PESHAWAR: The Peshawar High Court on Tuesday directed the Peshawar Development Authority’s director general to respond to a petition seeking a ban on heavy vehicular traffic, including container trucks, in some residential areas of Hayatabad Township, Peshawar.
A bench consisting of Justice Lal Jan Khattak and Justice Abdul Shakoor issued the order after holding a preliminary hearing into the petition of a resident of Hayatabad Sector D-5, Iftikhar Ahmad Malik, who requested the court to direct the respondents, including PDA DG, to stop the entry of heavy traffic to Section D-5.
The court will announce the next hearing schedule later. The petitioner requested the court to ask the PDA to construct street height barrier on all entry and exit points of Hayatabad Township streets, especially those leading to Phase-I of Sector D-5.
He also sought the court’s order for not allowing heavy traffic in the sector until the disposal of the petition.
The respondents in the petition include the provincial government through chief secretary, local government secretary, PDA director general, senior superintendent of police (traffic), and station house officer of the Hayatabad police station.
Kamran Qaisar, lawyer for the petitioner, said a residential plot measuring one kanal was allotted by the PDA to his client in 1979.
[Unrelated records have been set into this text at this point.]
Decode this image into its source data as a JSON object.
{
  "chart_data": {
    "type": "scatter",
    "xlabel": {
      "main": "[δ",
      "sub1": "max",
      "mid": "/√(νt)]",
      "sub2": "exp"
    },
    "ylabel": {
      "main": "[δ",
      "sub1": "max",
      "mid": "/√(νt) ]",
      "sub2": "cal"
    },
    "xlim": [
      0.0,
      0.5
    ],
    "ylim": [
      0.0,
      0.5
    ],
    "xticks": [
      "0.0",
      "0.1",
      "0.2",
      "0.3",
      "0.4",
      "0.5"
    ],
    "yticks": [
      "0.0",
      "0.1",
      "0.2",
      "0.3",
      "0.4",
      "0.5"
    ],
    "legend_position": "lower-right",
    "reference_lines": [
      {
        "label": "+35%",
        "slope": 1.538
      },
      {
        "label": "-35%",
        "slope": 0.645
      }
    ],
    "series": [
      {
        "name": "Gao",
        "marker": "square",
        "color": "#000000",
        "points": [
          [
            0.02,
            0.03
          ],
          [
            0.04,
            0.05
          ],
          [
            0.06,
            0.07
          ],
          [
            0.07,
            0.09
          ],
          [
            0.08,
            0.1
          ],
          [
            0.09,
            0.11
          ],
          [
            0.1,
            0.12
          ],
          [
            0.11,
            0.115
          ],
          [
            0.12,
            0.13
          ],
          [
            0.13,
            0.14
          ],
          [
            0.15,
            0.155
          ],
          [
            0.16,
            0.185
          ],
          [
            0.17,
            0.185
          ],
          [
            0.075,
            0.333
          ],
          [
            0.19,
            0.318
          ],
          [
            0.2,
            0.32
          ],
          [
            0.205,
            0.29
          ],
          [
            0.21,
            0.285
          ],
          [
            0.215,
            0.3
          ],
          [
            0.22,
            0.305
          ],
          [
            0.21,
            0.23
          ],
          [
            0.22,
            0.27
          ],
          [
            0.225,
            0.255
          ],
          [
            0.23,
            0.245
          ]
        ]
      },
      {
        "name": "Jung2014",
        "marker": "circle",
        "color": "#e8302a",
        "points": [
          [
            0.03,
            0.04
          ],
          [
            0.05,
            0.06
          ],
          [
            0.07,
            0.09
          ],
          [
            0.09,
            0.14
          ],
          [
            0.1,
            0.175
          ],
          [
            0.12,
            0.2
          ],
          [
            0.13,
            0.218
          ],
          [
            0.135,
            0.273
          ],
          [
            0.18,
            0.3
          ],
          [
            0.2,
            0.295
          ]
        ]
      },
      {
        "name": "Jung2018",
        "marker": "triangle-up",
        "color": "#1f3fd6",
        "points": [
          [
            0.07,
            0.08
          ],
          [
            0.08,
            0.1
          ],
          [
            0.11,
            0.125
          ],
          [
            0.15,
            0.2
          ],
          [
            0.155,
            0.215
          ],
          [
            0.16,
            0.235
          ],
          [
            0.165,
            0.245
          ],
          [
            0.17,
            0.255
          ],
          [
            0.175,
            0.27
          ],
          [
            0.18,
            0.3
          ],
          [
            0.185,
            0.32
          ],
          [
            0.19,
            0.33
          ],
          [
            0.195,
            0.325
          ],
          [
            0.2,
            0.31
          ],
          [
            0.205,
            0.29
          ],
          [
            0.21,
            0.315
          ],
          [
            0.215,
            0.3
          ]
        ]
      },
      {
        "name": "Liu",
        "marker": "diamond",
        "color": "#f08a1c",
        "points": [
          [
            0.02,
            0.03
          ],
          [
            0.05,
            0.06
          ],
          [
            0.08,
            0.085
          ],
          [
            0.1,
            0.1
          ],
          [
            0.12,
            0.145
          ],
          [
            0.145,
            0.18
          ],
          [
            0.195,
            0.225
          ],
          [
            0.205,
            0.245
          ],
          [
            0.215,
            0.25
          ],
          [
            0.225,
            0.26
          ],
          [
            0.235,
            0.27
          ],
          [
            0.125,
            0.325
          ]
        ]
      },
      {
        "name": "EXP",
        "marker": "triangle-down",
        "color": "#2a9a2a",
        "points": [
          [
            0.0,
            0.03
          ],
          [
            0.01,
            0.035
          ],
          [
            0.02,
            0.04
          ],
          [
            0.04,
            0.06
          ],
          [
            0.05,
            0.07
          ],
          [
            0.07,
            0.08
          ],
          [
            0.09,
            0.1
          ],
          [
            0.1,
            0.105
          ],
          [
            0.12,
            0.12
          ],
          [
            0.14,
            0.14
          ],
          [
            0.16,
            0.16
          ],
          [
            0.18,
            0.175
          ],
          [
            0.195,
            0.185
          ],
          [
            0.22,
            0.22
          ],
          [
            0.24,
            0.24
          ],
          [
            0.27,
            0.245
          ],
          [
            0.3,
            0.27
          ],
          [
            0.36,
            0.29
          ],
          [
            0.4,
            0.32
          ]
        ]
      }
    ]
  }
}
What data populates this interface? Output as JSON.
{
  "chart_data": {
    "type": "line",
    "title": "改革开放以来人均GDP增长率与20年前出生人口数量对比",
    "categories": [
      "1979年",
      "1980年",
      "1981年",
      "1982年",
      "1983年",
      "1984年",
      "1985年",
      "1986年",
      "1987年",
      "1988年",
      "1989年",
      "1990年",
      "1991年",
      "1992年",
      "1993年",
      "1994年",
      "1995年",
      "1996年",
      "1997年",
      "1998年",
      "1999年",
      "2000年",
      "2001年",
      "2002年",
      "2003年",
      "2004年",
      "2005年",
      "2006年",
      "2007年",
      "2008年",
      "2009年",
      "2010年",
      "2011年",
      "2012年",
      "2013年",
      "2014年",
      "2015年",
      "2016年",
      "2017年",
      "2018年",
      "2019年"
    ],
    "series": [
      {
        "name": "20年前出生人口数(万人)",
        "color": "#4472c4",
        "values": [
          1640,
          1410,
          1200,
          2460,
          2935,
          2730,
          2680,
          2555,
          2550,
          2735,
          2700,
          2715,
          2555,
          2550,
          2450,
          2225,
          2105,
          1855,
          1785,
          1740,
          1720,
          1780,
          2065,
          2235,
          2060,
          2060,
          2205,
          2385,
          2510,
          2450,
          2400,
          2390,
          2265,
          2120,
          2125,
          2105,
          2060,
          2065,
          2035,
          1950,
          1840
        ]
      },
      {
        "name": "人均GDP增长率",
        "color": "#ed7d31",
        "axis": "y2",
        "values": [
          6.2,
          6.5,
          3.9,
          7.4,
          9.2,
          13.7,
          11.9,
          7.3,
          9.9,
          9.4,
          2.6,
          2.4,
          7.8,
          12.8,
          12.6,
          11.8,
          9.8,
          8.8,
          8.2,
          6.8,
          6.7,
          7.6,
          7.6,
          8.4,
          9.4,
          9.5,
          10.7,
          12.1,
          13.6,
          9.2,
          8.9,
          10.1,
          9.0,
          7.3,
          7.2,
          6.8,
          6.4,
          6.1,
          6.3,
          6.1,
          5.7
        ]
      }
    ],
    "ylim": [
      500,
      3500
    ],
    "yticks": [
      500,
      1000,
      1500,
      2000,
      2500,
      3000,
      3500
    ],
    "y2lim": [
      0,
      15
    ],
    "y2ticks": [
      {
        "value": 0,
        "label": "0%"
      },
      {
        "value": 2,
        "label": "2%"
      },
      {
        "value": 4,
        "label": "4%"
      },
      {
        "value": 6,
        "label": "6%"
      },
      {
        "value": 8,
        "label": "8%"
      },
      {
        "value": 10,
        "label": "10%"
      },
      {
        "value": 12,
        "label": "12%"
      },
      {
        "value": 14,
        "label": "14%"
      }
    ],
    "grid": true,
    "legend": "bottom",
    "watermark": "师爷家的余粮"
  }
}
He said on the complaint of the residents of Hayatabad sectors D-4 and D-5 in 2002-03, the PDA’s director general had allowed the construction of street height barrier at the entrance point to Hayatabad Industrial Estate in D-5, Phase-I, to ban heavy traffic in the area.
The lawyer said the Hayatabad Township had three designated main heavy vehicular traffic roadways entry and exit points, which included entrance from Ring Road, PDA Road and Phase-III Road.
He added that Phase-I of Hayatabad consisted of sectors D4 and D5, which were adjacent to the industrial estate.
The lawyer said a steel barrier had been there for two to three years but lack of maintenance damaged it, so heavy vehicles, including container trucks, began plying the road for entering or exiting the industrial estate.
He claimed that every year, the PDA had been allocating millions of rupees for the rehabilitation and modernisation of the infrastructure of industrial estate and Hayatabad but since 2006, it had turned a blind eye to the request of the petitioner and other residents for the construction of the street barrier at the entrance point of Street No 1, Sector D-5, to prevent heavy vehicular traffic.
The lawyer claimed that the life of residents, including the petitioner, had become miserable due to illegal heavy traffic and they suffered from multiple diseases, while the value of their houses had declined.
He added that traffic jams were common in the area due to the presence of heavy vehicles on narrow roads.